A prompt revolution is foreseen in the transportation sector, when the current conventional human-driven vehicles will be replaced by fully connected and automated vehicles. As a result, there will be a transition period where both types will coexist until the later type is fully adopted in the traffic networks. This new mix of traffic flow on the existing transportation network will require developing a new ecosystem able to accommodate both types of vehicles in traffic network environments of the future. A major challenging issue related to the emerging mixed transportation ecosystem is the lack of an adequate model and control framework. This is especially important for modeling traffic safety and operations at network bottlenecks such as highway merging areas. Therefore, the main goal of this thesis is to develop a microscopic modeling and hierarchical cooperative control framework specifically for mixed traffic at highway on-ramps. In this thesis, a two-level hierarchical traffic control framework is proposed for mixed traffic at highway merging areas. In this regard, for the lower level of the proposed framework, this thesis establishes a set of fundamental trajectory-based cooperative control algorithms for different merging scenarios under mixed traffic conditions. We identify six scenarios, consisting of triplets of vehicles, defined based on the different combinations of CAVs and conventional vehicles. For each triplet, different consecutive movement phases along with corresponding desired distance and velocity set-points are defined. Via the movement phases, the CAVs engaged in each triplet cooperate to calculate their optimal-smooth trajectories aiming at facilitating the merging maneuver while complying with the realistic constraints related to the safety and comfort of vehicle occupants. The vehicles in each triplet are modeled by a distinct system, and a Model Predictive Control scheme is employed to calculate the cooperative optimal control inputs (acceleration values) for CAVs, accounting for conventional vehicles’ uncertainties.

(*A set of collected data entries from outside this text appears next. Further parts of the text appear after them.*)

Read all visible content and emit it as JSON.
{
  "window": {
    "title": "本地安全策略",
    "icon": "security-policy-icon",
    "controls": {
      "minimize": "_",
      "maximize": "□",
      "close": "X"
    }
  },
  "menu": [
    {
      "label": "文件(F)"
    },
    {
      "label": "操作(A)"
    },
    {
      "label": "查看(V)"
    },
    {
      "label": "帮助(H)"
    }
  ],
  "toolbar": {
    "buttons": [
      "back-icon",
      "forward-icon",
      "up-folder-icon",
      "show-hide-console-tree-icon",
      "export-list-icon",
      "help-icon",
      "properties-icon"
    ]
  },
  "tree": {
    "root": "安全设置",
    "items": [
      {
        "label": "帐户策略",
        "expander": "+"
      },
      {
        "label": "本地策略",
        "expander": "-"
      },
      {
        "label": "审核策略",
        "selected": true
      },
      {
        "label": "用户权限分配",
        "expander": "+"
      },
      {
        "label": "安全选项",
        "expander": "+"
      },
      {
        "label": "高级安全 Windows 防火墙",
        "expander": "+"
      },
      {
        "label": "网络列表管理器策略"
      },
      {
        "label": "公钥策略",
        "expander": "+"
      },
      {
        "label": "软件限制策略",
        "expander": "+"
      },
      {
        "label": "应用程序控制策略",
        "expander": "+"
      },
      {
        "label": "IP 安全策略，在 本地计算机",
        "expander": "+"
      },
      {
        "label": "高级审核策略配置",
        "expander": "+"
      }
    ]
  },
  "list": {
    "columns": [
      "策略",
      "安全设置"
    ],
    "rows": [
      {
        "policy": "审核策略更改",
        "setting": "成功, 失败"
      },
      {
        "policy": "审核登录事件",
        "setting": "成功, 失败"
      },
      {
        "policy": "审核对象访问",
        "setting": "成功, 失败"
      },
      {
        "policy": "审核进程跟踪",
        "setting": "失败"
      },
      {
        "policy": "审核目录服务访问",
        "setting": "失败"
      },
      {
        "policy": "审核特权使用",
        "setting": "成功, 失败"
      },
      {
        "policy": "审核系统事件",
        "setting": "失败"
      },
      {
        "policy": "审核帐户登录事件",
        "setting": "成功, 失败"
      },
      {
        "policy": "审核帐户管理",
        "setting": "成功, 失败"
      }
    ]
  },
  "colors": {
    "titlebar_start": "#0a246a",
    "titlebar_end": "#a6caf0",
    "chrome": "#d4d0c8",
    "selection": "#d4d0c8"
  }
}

In the next step of the thesis, for the higher level of the proposed framework, a merging sequence determination and triplets’ formation methodology is developed based on predicting the arrival time of vehicles into the merging area and according to the priority in choosing different triplet types. To model the merging maneuvers when two consecutive triplets share a vehicle, the interactions between triplets of vehicles are also investigated. In order to develop a microscopic traffic simulator, we analytically formulate different vehicles’ driving behaviors under cooperative (i.e., the proposed traffic control framework) and non-cooperative (i.e., normal) operation modes and discuss the switching conditions between these driving modes.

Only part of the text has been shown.